Captain Smith devenu Troll retrouve Peter, Jenny et sir Charles toujours à bord de leur « Hai Kung Chu » sorte de jonque, princesse de la mer vieillissante. Retrouvaille chaleureuse. Evocation des folles soirées passées ensemble à chanter et danser.
Un garde côte rode sur le quai et regarde Troll avec insistance. Un nouvel épisode administrativo-kafkaien est-il en marche ? « Cette bouée est-elle à vous ? » demande le galonné. « Non » « Et bien si vous la voulez je vous la donne ». Muni de notre gaffe et en veillant à ne pas salir son bel uniforme, le préposé nous offre une superbe bouée rouge, une belle marque de mouillage. Vous voyez que tous les coastguards ne sont pas des maniaques de la paperasse.

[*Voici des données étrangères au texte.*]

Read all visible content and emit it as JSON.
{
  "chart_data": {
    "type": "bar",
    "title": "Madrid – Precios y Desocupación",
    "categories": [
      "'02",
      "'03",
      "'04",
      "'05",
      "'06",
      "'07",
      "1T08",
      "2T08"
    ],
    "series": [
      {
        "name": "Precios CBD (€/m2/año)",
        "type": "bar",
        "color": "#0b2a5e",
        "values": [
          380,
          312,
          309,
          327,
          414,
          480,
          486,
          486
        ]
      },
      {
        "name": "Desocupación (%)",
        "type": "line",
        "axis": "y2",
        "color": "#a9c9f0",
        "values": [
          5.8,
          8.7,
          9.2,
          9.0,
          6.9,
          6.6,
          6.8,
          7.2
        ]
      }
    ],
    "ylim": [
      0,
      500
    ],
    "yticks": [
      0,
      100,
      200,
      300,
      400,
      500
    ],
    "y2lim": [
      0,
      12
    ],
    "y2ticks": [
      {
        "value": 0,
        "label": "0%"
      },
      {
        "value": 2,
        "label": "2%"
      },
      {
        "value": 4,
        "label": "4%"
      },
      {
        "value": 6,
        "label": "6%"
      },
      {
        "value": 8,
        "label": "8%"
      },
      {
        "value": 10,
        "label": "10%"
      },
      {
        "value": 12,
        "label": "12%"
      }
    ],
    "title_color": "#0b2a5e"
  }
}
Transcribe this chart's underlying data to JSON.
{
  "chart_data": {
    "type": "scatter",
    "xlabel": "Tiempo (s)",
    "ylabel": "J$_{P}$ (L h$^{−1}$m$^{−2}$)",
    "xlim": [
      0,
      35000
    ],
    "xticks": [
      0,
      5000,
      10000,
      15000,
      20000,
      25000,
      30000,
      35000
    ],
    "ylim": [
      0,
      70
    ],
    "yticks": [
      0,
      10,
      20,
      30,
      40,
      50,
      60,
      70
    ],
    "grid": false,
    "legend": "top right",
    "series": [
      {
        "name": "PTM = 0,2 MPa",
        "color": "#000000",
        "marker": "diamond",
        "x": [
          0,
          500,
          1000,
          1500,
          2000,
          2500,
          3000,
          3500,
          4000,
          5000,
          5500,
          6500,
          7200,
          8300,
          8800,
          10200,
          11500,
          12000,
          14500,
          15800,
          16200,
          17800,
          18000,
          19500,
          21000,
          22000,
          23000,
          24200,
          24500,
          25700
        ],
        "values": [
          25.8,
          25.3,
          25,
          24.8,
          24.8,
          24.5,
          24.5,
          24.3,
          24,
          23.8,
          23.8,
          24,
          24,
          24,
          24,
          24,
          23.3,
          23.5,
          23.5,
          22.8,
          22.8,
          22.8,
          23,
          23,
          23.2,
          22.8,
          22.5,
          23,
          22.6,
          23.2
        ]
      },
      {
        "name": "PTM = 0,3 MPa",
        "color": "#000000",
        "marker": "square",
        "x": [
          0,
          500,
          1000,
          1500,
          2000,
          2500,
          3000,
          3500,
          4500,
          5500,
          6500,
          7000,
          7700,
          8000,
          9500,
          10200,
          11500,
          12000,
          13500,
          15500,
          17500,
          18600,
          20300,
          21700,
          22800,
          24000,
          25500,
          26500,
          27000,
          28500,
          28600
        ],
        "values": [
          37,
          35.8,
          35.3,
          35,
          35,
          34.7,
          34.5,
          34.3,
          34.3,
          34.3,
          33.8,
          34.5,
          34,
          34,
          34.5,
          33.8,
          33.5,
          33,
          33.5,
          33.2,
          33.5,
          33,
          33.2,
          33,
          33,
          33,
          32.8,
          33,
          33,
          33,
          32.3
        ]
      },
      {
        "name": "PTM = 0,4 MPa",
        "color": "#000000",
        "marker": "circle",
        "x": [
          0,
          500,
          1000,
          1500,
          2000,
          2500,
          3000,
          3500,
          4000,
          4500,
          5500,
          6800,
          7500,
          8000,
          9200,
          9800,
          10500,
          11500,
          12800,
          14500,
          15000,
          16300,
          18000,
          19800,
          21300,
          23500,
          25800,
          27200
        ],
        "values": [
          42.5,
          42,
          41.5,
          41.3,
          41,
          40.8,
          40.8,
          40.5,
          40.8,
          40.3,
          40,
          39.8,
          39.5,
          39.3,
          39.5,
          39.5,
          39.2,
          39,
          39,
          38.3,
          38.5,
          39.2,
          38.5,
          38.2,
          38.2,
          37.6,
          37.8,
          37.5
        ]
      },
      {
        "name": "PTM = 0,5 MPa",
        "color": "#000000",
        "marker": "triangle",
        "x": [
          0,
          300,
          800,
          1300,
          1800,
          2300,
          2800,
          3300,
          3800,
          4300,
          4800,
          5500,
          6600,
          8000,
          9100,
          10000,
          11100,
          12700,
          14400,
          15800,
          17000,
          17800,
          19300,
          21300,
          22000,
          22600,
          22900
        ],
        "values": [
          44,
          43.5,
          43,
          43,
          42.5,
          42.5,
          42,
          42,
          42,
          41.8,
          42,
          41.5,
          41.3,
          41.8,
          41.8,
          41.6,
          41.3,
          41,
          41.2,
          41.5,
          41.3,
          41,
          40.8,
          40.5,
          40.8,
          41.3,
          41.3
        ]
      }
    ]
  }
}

C’est samedi et la horde des Megayachts s’alignent le long du quai. Un petit voisin d’une cinquantaine de mètres, « Odissey of London », un Ferretti « Custom Line » dont seuls les chantiers de Viarreggio ont le secret, cule à quai su notre bâbord. Equipage très « Class », manœuvre impeccable. Descend du bateau un gringalet de 60 ans aux cheveux clairsemés, bigleux et jaunasse suivi de deux gardes du corps, poche rebondie et talkie-walkie. Rencontre sur le quai avec un septuagénaire tremblotant short et chaussettes de fil blanc aux genoux : sa majesté Constantin roi de Grèce déchu depuis quarante ans. Mais de quoi peuvent-ils bien parler avec tant d’animation ? Peut être du fournisseur des chaussettes ? Qui sait ?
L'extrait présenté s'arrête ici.